Those meeting Deloitte at Woolworths' London headquarters will include Theo Paphitis, the Dragons' Den entrepreneur, who emerged this weekend as a potential bidder.
Mr Paphitis, before becoming a judge on the television programme, led the recoveries of the Ryman and La Senza chains. He is said to be interested in buying a number of Woolworths' more profitable stores after meeting administrators on Friday.
The administrators met a large number of interested parties last week and talks today are set to narrow the field down to the remaining serious contenders.
Ardeshir Naghshineh, Woolworths' largest shareholder, will propose plans to take control of the entire group, including EUK, its CD and DVD distribution business, and
2Entertain, its publishing joint venture with the BBC. Mr Naghshineh, an Iranian property tycoon, was meeting potential backers of his plans yesterday and is understood to want to turn the company into an employee-owned business in the mould of John Lewis.
Another front-runner to buy the beleaguered business is Tony Page, who runs the retailer's stores division, and is thought to be putting together a bid with other members of its retail management.
Other retailers are casting an eye over the chain's stores, with Tesco and Waitrose believed to be interested in buying some of Woolworths' shops to increase their own presences in the high street. Both have already bought leases from Woolworths.
Woolworths' collapse into administration last week came against a backdrop of falling spending, with fewer people making a trip to the shops.
Latest figures from Experian's retail footfall index, released today, show that 0.9 per cent fewer people went shopping in November, compared with a year earlier, despite heavy discounting and special promotions, of which more are expected this week. Scotland was the worst-hit region in the UK, with retail footfall down 5 per cent.

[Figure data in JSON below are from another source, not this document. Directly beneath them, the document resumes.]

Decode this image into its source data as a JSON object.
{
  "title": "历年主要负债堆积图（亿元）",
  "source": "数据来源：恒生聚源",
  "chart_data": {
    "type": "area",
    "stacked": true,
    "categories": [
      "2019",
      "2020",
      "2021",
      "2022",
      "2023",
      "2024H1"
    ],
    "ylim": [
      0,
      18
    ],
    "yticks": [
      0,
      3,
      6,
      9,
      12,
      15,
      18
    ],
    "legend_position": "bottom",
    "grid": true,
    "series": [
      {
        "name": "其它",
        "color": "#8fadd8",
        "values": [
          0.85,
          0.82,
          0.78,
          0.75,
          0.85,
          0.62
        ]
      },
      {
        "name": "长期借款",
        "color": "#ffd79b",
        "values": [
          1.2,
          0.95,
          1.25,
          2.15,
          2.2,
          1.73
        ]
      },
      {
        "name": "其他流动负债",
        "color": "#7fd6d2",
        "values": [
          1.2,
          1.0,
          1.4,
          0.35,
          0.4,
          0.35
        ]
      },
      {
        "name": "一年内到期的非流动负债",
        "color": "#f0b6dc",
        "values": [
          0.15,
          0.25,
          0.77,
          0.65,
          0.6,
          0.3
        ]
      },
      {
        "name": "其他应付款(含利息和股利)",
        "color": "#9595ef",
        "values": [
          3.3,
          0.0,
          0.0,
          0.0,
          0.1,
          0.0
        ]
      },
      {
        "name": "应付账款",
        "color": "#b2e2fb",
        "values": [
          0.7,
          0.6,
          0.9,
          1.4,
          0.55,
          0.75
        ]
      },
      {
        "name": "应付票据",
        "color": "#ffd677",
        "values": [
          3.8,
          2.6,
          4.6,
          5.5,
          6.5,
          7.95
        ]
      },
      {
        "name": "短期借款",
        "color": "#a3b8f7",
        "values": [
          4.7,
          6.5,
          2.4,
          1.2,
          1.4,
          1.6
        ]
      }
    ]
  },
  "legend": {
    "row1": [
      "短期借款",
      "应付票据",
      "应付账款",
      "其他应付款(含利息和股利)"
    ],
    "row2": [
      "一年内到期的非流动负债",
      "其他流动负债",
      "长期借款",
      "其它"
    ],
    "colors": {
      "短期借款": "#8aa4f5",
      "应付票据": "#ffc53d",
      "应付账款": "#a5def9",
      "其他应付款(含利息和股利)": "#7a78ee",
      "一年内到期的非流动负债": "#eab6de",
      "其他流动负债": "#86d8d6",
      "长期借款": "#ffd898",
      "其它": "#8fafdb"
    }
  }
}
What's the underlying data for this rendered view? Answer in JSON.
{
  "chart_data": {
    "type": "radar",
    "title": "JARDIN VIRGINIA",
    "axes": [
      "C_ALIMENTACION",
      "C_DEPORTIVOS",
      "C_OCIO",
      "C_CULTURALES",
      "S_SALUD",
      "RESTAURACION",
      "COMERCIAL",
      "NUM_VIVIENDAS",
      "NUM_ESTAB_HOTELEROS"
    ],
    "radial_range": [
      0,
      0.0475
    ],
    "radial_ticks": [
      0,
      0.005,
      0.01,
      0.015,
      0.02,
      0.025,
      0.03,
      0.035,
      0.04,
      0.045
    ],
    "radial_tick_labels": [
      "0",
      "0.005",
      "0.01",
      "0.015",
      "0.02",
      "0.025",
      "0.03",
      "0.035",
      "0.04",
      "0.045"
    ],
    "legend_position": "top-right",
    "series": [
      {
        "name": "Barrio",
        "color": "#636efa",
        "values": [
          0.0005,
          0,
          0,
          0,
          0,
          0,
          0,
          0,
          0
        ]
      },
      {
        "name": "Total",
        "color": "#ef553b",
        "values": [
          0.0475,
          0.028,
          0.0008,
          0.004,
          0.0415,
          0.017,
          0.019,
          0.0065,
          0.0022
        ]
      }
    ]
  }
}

Experian also said that the number of retail business failures rose 21 per cent in November, compared with the previous month, including Woolworths and MFI, the furniture chain.
Jonathan De Mello, the director of Experian's retail consultancy, said: “From a UK-wide perspective, it seems efforts at deep discounting have failed to attract significant shopper numbers into stores.” Worse still, he said, deep discounting may have brought forward shoppers from December into November and set back the traditional Christmas rush by at least a week.

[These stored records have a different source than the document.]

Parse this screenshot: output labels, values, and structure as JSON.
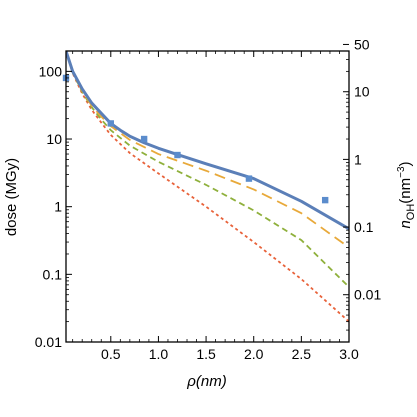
{
  "chart_data": {
    "type": "line",
    "title": "",
    "xlabel": "ρ(nm)",
    "ylabel": "dose (MGy)",
    "y2label_base": "n",
    "y2label_sub": "OH",
    "y2label_unit": "(nm",
    "y2label_exp": "−3",
    "y2label_close": ")",
    "xlim": [
      0.03,
      3.0
    ],
    "ylim": [
      0.01,
      200
    ],
    "yscale": "log",
    "y2_scale_factor_to_left": 0.2,
    "grid": false,
    "legend": "none",
    "x_ticks": [
      {
        "value": 0.5,
        "label": "0.5"
      },
      {
        "value": 1.0,
        "label": "1.0"
      },
      {
        "value": 1.5,
        "label": "1.5"
      },
      {
        "value": 2.0,
        "label": "2.0"
      },
      {
        "value": 2.5,
        "label": "2.5"
      },
      {
        "value": 3.0,
        "label": "3.0"
      }
    ],
    "y_ticks": [
      {
        "value": 0.01,
        "label": "0.01"
      },
      {
        "value": 0.1,
        "label": "0.1"
      },
      {
        "value": 1,
        "label": "1"
      },
      {
        "value": 10,
        "label": "10"
      },
      {
        "value": 100,
        "label": "100"
      }
    ],
    "y2_ticks": [
      {
        "value": 0.01,
        "label": "0.01"
      },
      {
        "value": 0.1,
        "label": "0.1"
      },
      {
        "value": 1,
        "label": "1"
      },
      {
        "value": 10,
        "label": "10"
      },
      {
        "value": 50,
        "label": "50"
      }
    ],
    "series": [
      {
        "style": "solid",
        "color": "#5b7fb8",
        "width": 3,
        "x": [
          0.03,
          0.1,
          0.2,
          0.3,
          0.4,
          0.5,
          0.6,
          0.7,
          0.85,
          1.0,
          1.2,
          1.5,
          2.0,
          2.5,
          3.0
        ],
        "y": [
          200,
          100,
          55,
          34,
          24,
          17,
          13.5,
          11,
          8.8,
          7.3,
          5.9,
          4.3,
          2.6,
          1.2,
          0.47
        ]
      },
      {
        "style": "dash-long",
        "color": "#e8a93a",
        "width": 1.8,
        "x": [
          0.03,
          0.1,
          0.2,
          0.3,
          0.4,
          0.5,
          0.7,
          1.0,
          1.5,
          2.0,
          2.5,
          3.0
        ],
        "y": [
          200,
          98,
          52,
          31,
          21.5,
          15.5,
          9.7,
          6.0,
          3.4,
          1.8,
          0.8,
          0.25
        ]
      },
      {
        "style": "dash",
        "color": "#8fb03c",
        "width": 1.8,
        "x": [
          0.03,
          0.1,
          0.2,
          0.3,
          0.4,
          0.5,
          0.7,
          1.0,
          1.5,
          2.0,
          2.5,
          3.0
        ],
        "y": [
          200,
          96,
          50,
          29.5,
          19.5,
          13.5,
          8.0,
          4.6,
          2.1,
          0.88,
          0.32,
          0.065
        ]
      },
      {
        "style": "dot",
        "color": "#e8623a",
        "width": 1.8,
        "x": [
          0.03,
          0.1,
          0.2,
          0.3,
          0.4,
          0.5,
          0.7,
          1.0,
          1.5,
          2.0,
          2.5,
          3.0
        ],
        "y": [
          200,
          94,
          47,
          27,
          17.5,
          11.5,
          6.2,
          3.1,
          1.0,
          0.3,
          0.085,
          0.02
        ]
      }
    ],
    "points": {
      "color": "#5b8ccc",
      "x": [
        0.03,
        0.5,
        0.85,
        1.2,
        1.95,
        2.75
      ],
      "y": [
        80,
        17,
        10,
        5.8,
        2.6,
        1.25
      ]
    }
  }
}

However, it is also possible that purchases of big-ticket items, such as televisons, have been delayed until the Government's lowering of VAT by 2.5 percentage points to 15 per cent takes effect this morning. Staff of most of the big retail chains, such as Marks & Spencer and John Lewis, have worked around the clock to ensure that their prices reflect the lower tax level.
Patrick Lewis, director of retailing for John Lewis, whose sales fell 13 per cent last week, said that it was probable that consumers were holding off big purchases until they were sure that VAT reductions would be in place. He added that it had been an enormous task to change prices and that, in many cases, the chain had cut prices by more than it had to, so as not to end up with weird prices.
Mr Lewis said that the exercise would end up costing the chain millions of pounds, adding: “I dread to think how much it has cost.”